De ce séjour à Manresa datent sans doute la « substance » des Exercices spirituels et la conception ignatienne de l’action mystique. En 1523, Íñigo gagne enfin Jérusalem ; le gardien des franciscains ne l’autorisant pas à rester aux lieux saints, il rentre en Europe, étudie à Barcelone, puis à Alcalá de Henares et à Salamanque (1526-27), enfin à Paris (1528-1535). Là, séduits par son idéal et sa personne, quelques « maîtres » ou étudiants se groupent autour de lui : Pierre Favre, François Xavier, Diego Laínez, Alfonso Salmerón, Nicolas de Bobadilla, Simón Rodríguez. Avec eux, le 15 août 1534, à Montmartre, il fait le vœu de vivre dans la stricte pauvreté et de partir pour Jérusalem. Mais cet engagement comporte une clause : si le voyage se révèle impossible pendant l’année qui suivra la fin de leurs études, les compagnons iront se mettre à la disposition du pape pour quelque mission que ce soit « chez les fidèles ou les infidèles ». L’année suivante s’adjoignent au groupe Claude Le Jay, Jean Codure, Paschase Broët et Diego de Hoces (qui mourra bientôt). Au printemps de 1537, les compagnons se retrouvent à Venise. Plusieurs, dont Íñigo (qui prend alors le nom d’Ignace), sont ordonnés prêtres. Le départ pour la Terre sainte s’avérant impossible, ils s’acheminent par groupes, en missionnant, vers Rome, selon le vœu de Montmartre : les voici de nouveau ensemble en novembre 1537.


Le missionnaire immobile

Déjà le pape, qui agrée les services de cette poignée de prêtres réformés, s’apprête à les disperser dans le monde. Des problèmes se posent alors aux compagnons : doivent-ils se lier entre eux pour rester unis malgré la séparation ? Pourront-ils s’agréger de nouveaux compagnons ? En bref, convient-il de fonder un ordre nouveau dans l’Église ? La délibération est ardue. Finalement, ils décident de fonder une « compagnie » qui portera le nom de « Jésus ».

Le projet est long à mettre en place. En 1556, à la mort d’Ignace, les Constitutions définitives ne seront pas encore approuvées par la Compagnie. Cependant, lui-même a été élu « préposé général » en 1541, et, le 22 avril de la même année, les compagnons présents à Rome, et Ignace d’abord, ont fait leur profession solennelle à Saint-Laurent-hors-les-Murs. À partir de 1537, Ignace ne quitte plus Rome, sauf pour deux absences brèves. Il s’occupe de créer ou d’animer des œuvres de charité ou d’enseignement, forme les nouvelles recrues, orientant l’action apostolique du jeune ordre. Il meurt le 31 juillet 1556, en plein travail, alors que la Compagnie compte déjà mille membres répartis en douze provinces. Béatifié le 27 juillet 1609, il sera canonisé le 12 mars 1622.


L’œuvre écrite

Ignace de Loyola n’est pas un écrivain au sens littéraire du terme ; cependant, les écrits que nous avons gardés de lui continuent à marquer fortement les esprits. Cette survie, cette présence à notre temps est due incontestablement à la spiritualité caractéristique d’Ignace ; Ignace nous livre une expérience et une conception de l’action mystique qui transcende les temps : grâce et liberté, prière et action, tradition et créativité, amour de Dieu et amour du monde s’harmonisent dans sa vision de l’univers.

• L’Autobiographie. Ignace dicte ce texte en 1553-1555 à Luis Gonçalvez de Câmara.
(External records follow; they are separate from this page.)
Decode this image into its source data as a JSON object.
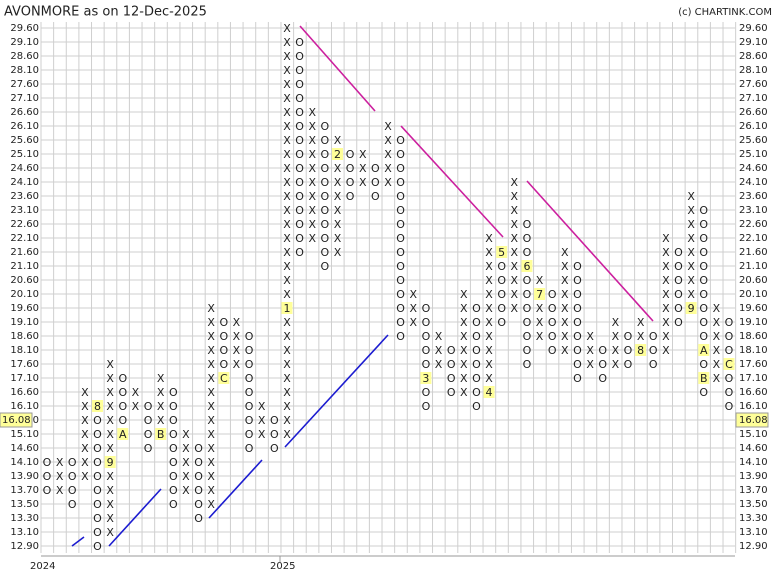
{
  "chart_data": {
    "type": "point_and_figure",
    "title": "AVONMORE as on 12-Dec-2025",
    "source": "(c) CHARTINK.COM",
    "x_color": "#2e8b2e",
    "o_color": "#e8343a",
    "marker_color": "#ffff99",
    "last_price": 16.08,
    "year_labels": [
      "2024",
      "2025"
    ],
    "levels": [
      {
        "value": 29.6,
        "label": "29.60"
      },
      {
        "value": 29.1,
        "label": "29.10"
      },
      {
        "value": 28.6,
        "label": "28.60"
      },
      {
        "value": 28.1,
        "label": "28.10"
      },
      {
        "value": 27.6,
        "label": "27.60"
      },
      {
        "value": 27.1,
        "label": "27.10"
      },
      {
        "value": 26.6,
        "label": "26.60"
      },
      {
        "value": 26.1,
        "label": "26.10"
      },
      {
        "value": 25.6,
        "label": "25.60"
      },
      {
        "value": 25.1,
        "label": "25.10"
      },
      {
        "value": 24.6,
        "label": "24.60"
      },
      {
        "value": 24.1,
        "label": "24.10"
      },
      {
        "value": 23.6,
        "label": "23.60"
      },
      {
        "value": 23.1,
        "label": "23.10"
      },
      {
        "value": 22.6,
        "label": "22.60"
      },
      {
        "value": 22.1,
        "label": "22.10"
      },
      {
        "value": 21.6,
        "label": "21.60"
      },
      {
        "value": 21.1,
        "label": "21.10"
      },
      {
        "value": 20.6,
        "label": "20.60"
      },
      {
        "value": 20.1,
        "label": "20.10"
      },
      {
        "value": 19.6,
        "label": "19.60"
      },
      {
        "value": 19.1,
        "label": "19.10"
      },
      {
        "value": 18.6,
        "label": "18.60"
      },
      {
        "value": 18.1,
        "label": "18.10"
      },
      {
        "value": 17.6,
        "label": "17.60"
      },
      {
        "value": 17.1,
        "label": "17.10"
      },
      {
        "value": 16.6,
        "label": "16.60"
      },
      {
        "value": 16.1,
        "label": "16.10"
      },
      {
        "value": 15.6,
        "label": "15.60"
      },
      {
        "value": 15.1,
        "label": "15.10"
      },
      {
        "value": 14.6,
        "label": "14.60"
      },
      {
        "value": 14.1,
        "label": "14.10"
      },
      {
        "value": 13.9,
        "label": "13.90"
      },
      {
        "value": 13.7,
        "label": "13.70"
      },
      {
        "value": 13.5,
        "label": "13.50"
      },
      {
        "value": 13.3,
        "label": "13.30"
      },
      {
        "value": 13.1,
        "label": "13.10"
      },
      {
        "value": 12.9,
        "label": "12.90"
      }
    ],
    "columns": [
      {
        "type": "O",
        "low": 13.7,
        "high": 14.1,
        "markers": []
      },
      {
        "type": "X",
        "low": 13.7,
        "high": 14.1,
        "markers": []
      },
      {
        "type": "O",
        "low": 13.5,
        "high": 14.1,
        "markers": []
      },
      {
        "type": "X",
        "low": 13.9,
        "high": 16.6,
        "markers": []
      },
      {
        "type": "O",
        "low": 12.9,
        "high": 16.1,
        "markers": [
          {
            "value": 16.1,
            "label": "8"
          }
        ]
      },
      {
        "type": "X",
        "low": 13.1,
        "high": 17.6,
        "markers": [
          {
            "value": 14.1,
            "label": "9"
          }
        ]
      },
      {
        "type": "O",
        "low": 15.1,
        "high": 17.1,
        "markers": [
          {
            "value": 15.1,
            "label": "A"
          }
        ]
      },
      {
        "type": "X",
        "low": 16.1,
        "high": 16.6,
        "markers": []
      },
      {
        "type": "O",
        "low": 14.6,
        "high": 16.1,
        "markers": []
      },
      {
        "type": "X",
        "low": 15.1,
        "high": 17.1,
        "markers": [
          {
            "value": 15.1,
            "label": "B"
          }
        ]
      },
      {
        "type": "O",
        "low": 13.5,
        "high": 16.6,
        "markers": []
      },
      {
        "type": "X",
        "low": 13.7,
        "high": 15.1,
        "markers": []
      },
      {
        "type": "O",
        "low": 13.3,
        "high": 14.6,
        "markers": []
      },
      {
        "type": "X",
        "low": 13.5,
        "high": 19.6,
        "markers": []
      },
      {
        "type": "O",
        "low": 17.1,
        "high": 19.1,
        "markers": [
          {
            "value": 17.1,
            "label": "C"
          }
        ]
      },
      {
        "type": "X",
        "low": 17.6,
        "high": 19.1,
        "markers": []
      },
      {
        "type": "O",
        "low": 14.6,
        "high": 18.6,
        "markers": []
      },
      {
        "type": "X",
        "low": 15.1,
        "high": 16.1,
        "markers": []
      },
      {
        "type": "O",
        "low": 14.6,
        "high": 15.6,
        "markers": []
      },
      {
        "type": "X",
        "low": 15.1,
        "high": 29.6,
        "markers": [
          {
            "value": 19.6,
            "label": "1"
          }
        ]
      },
      {
        "type": "O",
        "low": 21.6,
        "high": 29.1,
        "markers": []
      },
      {
        "type": "X",
        "low": 22.1,
        "high": 26.6,
        "markers": []
      },
      {
        "type": "O",
        "low": 21.1,
        "high": 26.1,
        "markers": []
      },
      {
        "type": "X",
        "low": 21.6,
        "high": 25.6,
        "markers": [
          {
            "value": 25.1,
            "label": "2"
          }
        ]
      },
      {
        "type": "O",
        "low": 23.6,
        "high": 25.1,
        "markers": []
      },
      {
        "type": "X",
        "low": 24.1,
        "high": 25.1,
        "markers": []
      },
      {
        "type": "O",
        "low": 23.6,
        "high": 24.6,
        "markers": []
      },
      {
        "type": "X",
        "low": 24.1,
        "high": 26.1,
        "markers": []
      },
      {
        "type": "O",
        "low": 18.6,
        "high": 25.6,
        "markers": []
      },
      {
        "type": "X",
        "low": 19.1,
        "high": 20.1,
        "markers": []
      },
      {
        "type": "O",
        "low": 16.1,
        "high": 19.6,
        "markers": [
          {
            "value": 17.1,
            "label": "3"
          }
        ]
      },
      {
        "type": "X",
        "low": 17.6,
        "high": 18.6,
        "markers": []
      },
      {
        "type": "O",
        "low": 16.6,
        "high": 18.1,
        "markers": []
      },
      {
        "type": "X",
        "low": 16.6,
        "high": 20.1,
        "markers": []
      },
      {
        "type": "O",
        "low": 16.1,
        "high": 19.6,
        "markers": []
      },
      {
        "type": "X",
        "low": 16.6,
        "high": 22.1,
        "markers": [
          {
            "value": 16.6,
            "label": "4"
          }
        ]
      },
      {
        "type": "O",
        "low": 19.1,
        "high": 21.6,
        "markers": [
          {
            "value": 21.6,
            "label": "5"
          }
        ]
      },
      {
        "type": "X",
        "low": 19.6,
        "high": 24.1,
        "markers": []
      },
      {
        "type": "O",
        "low": 17.6,
        "high": 22.6,
        "markers": [
          {
            "value": 21.1,
            "label": "6"
          }
        ]
      },
      {
        "type": "X",
        "low": 18.6,
        "high": 20.6,
        "markers": [
          {
            "value": 20.1,
            "label": "7"
          }
        ]
      },
      {
        "type": "O",
        "low": 18.1,
        "high": 20.1,
        "markers": []
      },
      {
        "type": "X",
        "low": 18.1,
        "high": 21.6,
        "markers": []
      },
      {
        "type": "O",
        "low": 17.1,
        "high": 21.1,
        "markers": []
      },
      {
        "type": "X",
        "low": 17.6,
        "high": 18.6,
        "markers": []
      },
      {
        "type": "O",
        "low": 17.1,
        "high": 18.1,
        "markers": []
      },
      {
        "type": "X",
        "low": 17.6,
        "high": 19.1,
        "markers": []
      },
      {
        "type": "O",
        "low": 17.6,
        "high": 18.6,
        "markers": []
      },
      {
        "type": "X",
        "low": 18.1,
        "high": 19.1,
        "markers": [
          {
            "value": 18.1,
            "label": "8"
          }
        ]
      },
      {
        "type": "O",
        "low": 17.6,
        "high": 18.6,
        "markers": []
      },
      {
        "type": "X",
        "low": 18.1,
        "high": 22.1,
        "markers": []
      },
      {
        "type": "O",
        "low": 19.1,
        "high": 21.6,
        "markers": []
      },
      {
        "type": "X",
        "low": 19.6,
        "high": 23.6,
        "markers": [
          {
            "value": 19.6,
            "label": "9"
          }
        ]
      },
      {
        "type": "O",
        "low": 16.6,
        "high": 23.1,
        "markers": [
          {
            "value": 18.1,
            "label": "A"
          },
          {
            "value": 17.1,
            "label": "B"
          }
        ]
      },
      {
        "type": "X",
        "low": 17.1,
        "high": 19.6,
        "markers": []
      },
      {
        "type": "O",
        "low": 16.1,
        "high": 19.1,
        "markers": [
          {
            "value": 17.6,
            "label": "C"
          }
        ]
      }
    ]
  }
}
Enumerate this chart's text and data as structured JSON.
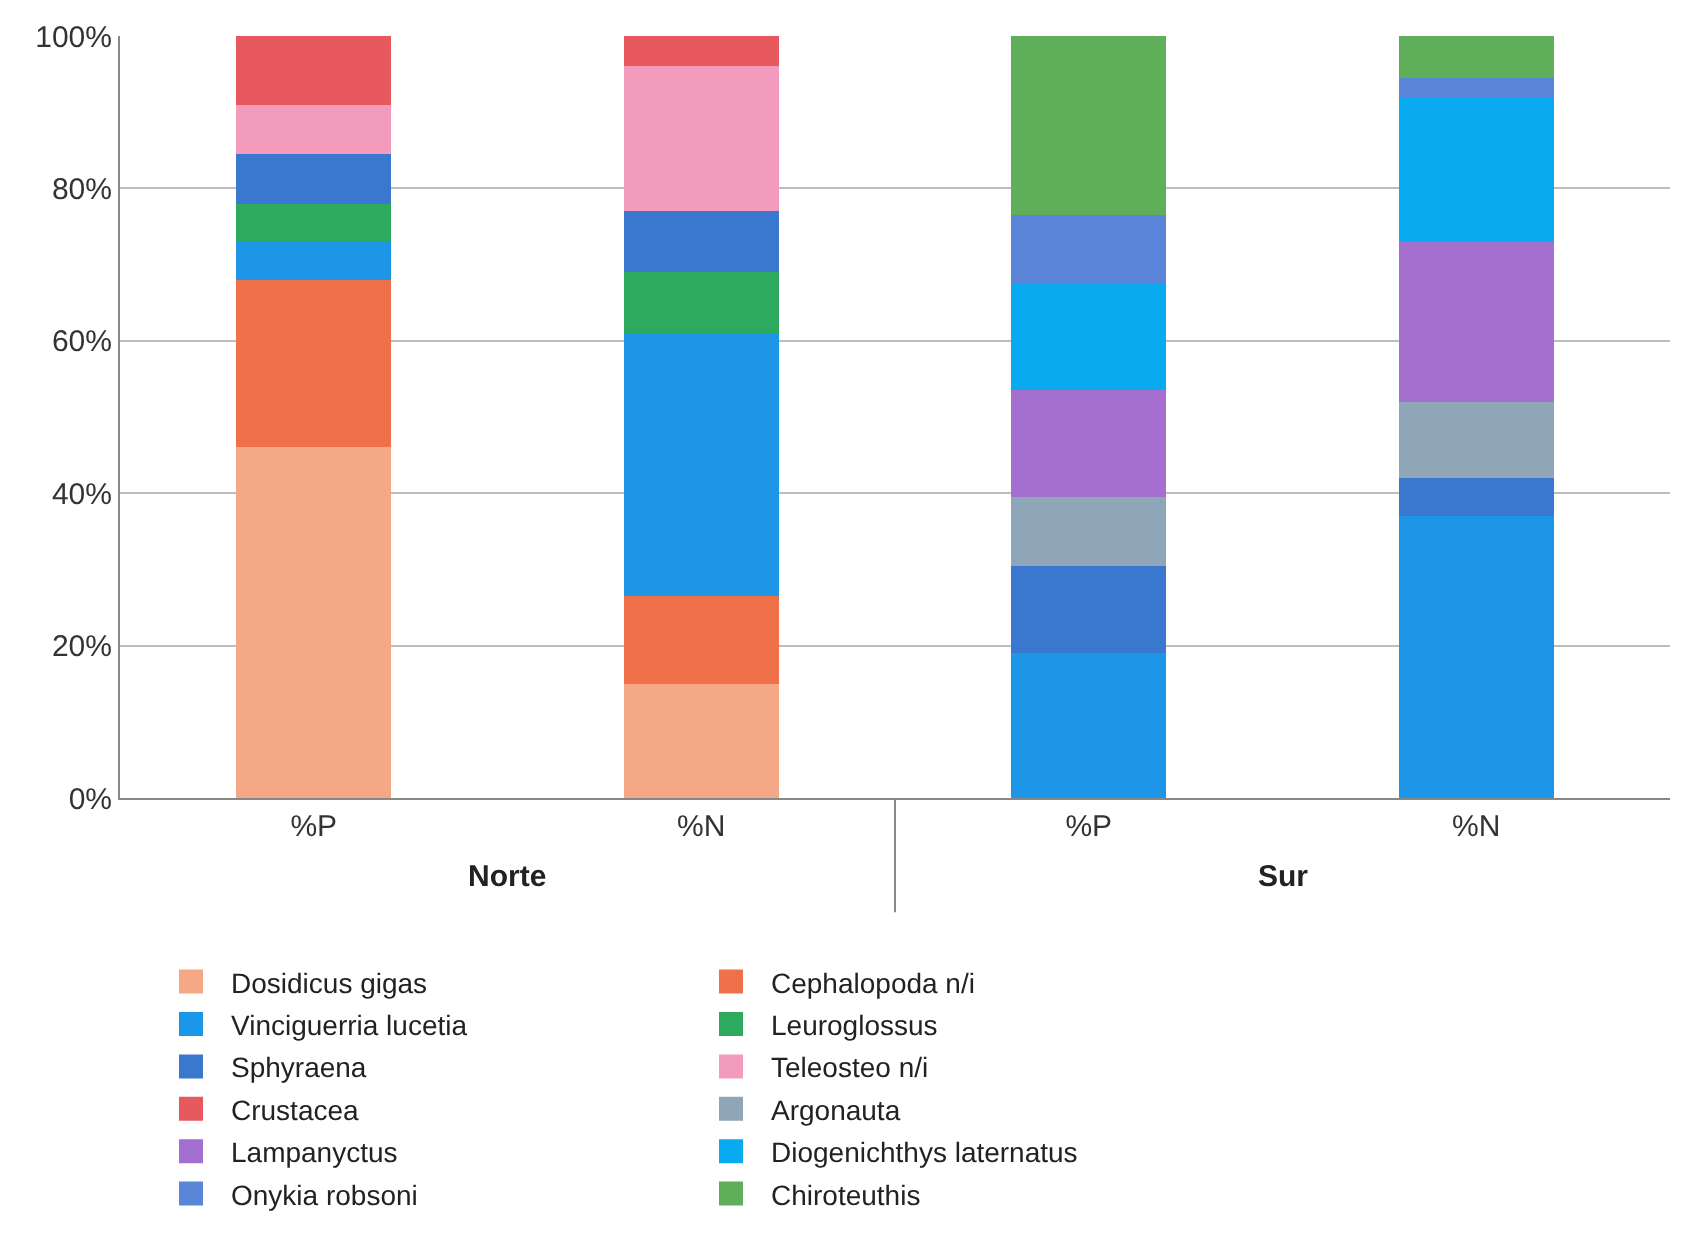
{
  "chart_data": {
    "type": "bar",
    "stacked": true,
    "categories": [
      "%P",
      "%N",
      "%P",
      "%N"
    ],
    "annotations": [
      "Norte",
      "Sur"
    ],
    "ylim": [
      0,
      100
    ],
    "yticks": [
      {
        "value": 0,
        "label": "0%"
      },
      {
        "value": 20,
        "label": "20%"
      },
      {
        "value": 40,
        "label": "40%"
      },
      {
        "value": 60,
        "label": "60%"
      },
      {
        "value": 80,
        "label": "80%"
      },
      {
        "value": 100,
        "label": "100%"
      }
    ],
    "grid": "y",
    "legend": "bottom",
    "series": [
      {
        "name": "Dosidicus gigas",
        "color": "#f5a886",
        "values": [
          46,
          15,
          null,
          null
        ]
      },
      {
        "name": "Cephalopoda n/i",
        "color": "#f0704a",
        "values": [
          22,
          11.5,
          null,
          null
        ]
      },
      {
        "name": "Vinciguerria lucetia",
        "color": "#1e96e8",
        "values": [
          5,
          34.5,
          19,
          37
        ]
      },
      {
        "name": "Leuroglossus",
        "color": "#2eaa5e",
        "values": [
          5,
          8,
          null,
          null
        ]
      },
      {
        "name": "Sphyraena",
        "color": "#3a78d0",
        "values": [
          6.5,
          8,
          11.5,
          5
        ]
      },
      {
        "name": "Teleosteo n/i",
        "color": "#f29bbd",
        "values": [
          6.5,
          19,
          null,
          null
        ]
      },
      {
        "name": "Crustacea",
        "color": "#e8595f",
        "values": [
          9,
          4,
          null,
          null
        ]
      },
      {
        "name": "Argonauta",
        "color": "#8fa6b8",
        "values": [
          null,
          null,
          9,
          10
        ]
      },
      {
        "name": "Lampanyctus",
        "color": "#a56fd0",
        "values": [
          null,
          null,
          14,
          21
        ]
      },
      {
        "name": "Diogenichthys laternatus",
        "color": "#0aaaf0",
        "values": [
          null,
          null,
          14,
          19
        ]
      },
      {
        "name": "Onykia robsoni",
        "color": "#5b85d8",
        "values": [
          null,
          null,
          9,
          2.5
        ]
      },
      {
        "name": "Chiroteuthis",
        "color": "#5fae5a",
        "values": [
          null,
          null,
          23.5,
          5.5
        ]
      }
    ]
  }
}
• Les Exercices spirituels. Le noyau primitif date de Manresa ; Ignace l’enrichit d’apports nouveaux et le remanie, avec l’aide de certains compagnons, jusqu’à ce que les Exercices spirituels soient présentés au pape Paul III, en 1547-48.

• Les Constitutions de la Compagnie de Jésus. Une première rédaction des Constitutions est soumise aux profès de l’ordre à la fin de 1550 : on souhaite que la présentation soit améliorée. À la mort d’Ignace, le travail est pratiquement achevé, mais le texte définitif n’est approuvé qu’en 1558.

• Le Journal spirituel. Le fragment conservé s’étend du 2 février 1544 au 27 février 1545.

• Ignace de Loyola laisse environ sept mille lettres, dont un grand nombre écrites par Polanco.

Quelques textes de saint Ignace

Exercices spirituels. Préambule à la contemplation « Pour obtenir l’amour »

« Il est bon de remarquer deux choses :
« 1. L’amour doit se mettre dans les actes plus que dans les paroles ;
« 2. L’amour consiste dans un échange réciproque : celui qui aime communique à celui qu’il aime tout ou partie de ce qu’il a ; de même en retour celui qui est aimé à celui qui l’aime. Ainsi, si l’un possède la science, il la communique à celui qui ne l’a pas ; de même les honneurs ou les richesses. Et ainsi l’un à l’autre, tour à tour.

« Telles sont les lois fondamentales de l’amour ou de l’amitié authentiques. »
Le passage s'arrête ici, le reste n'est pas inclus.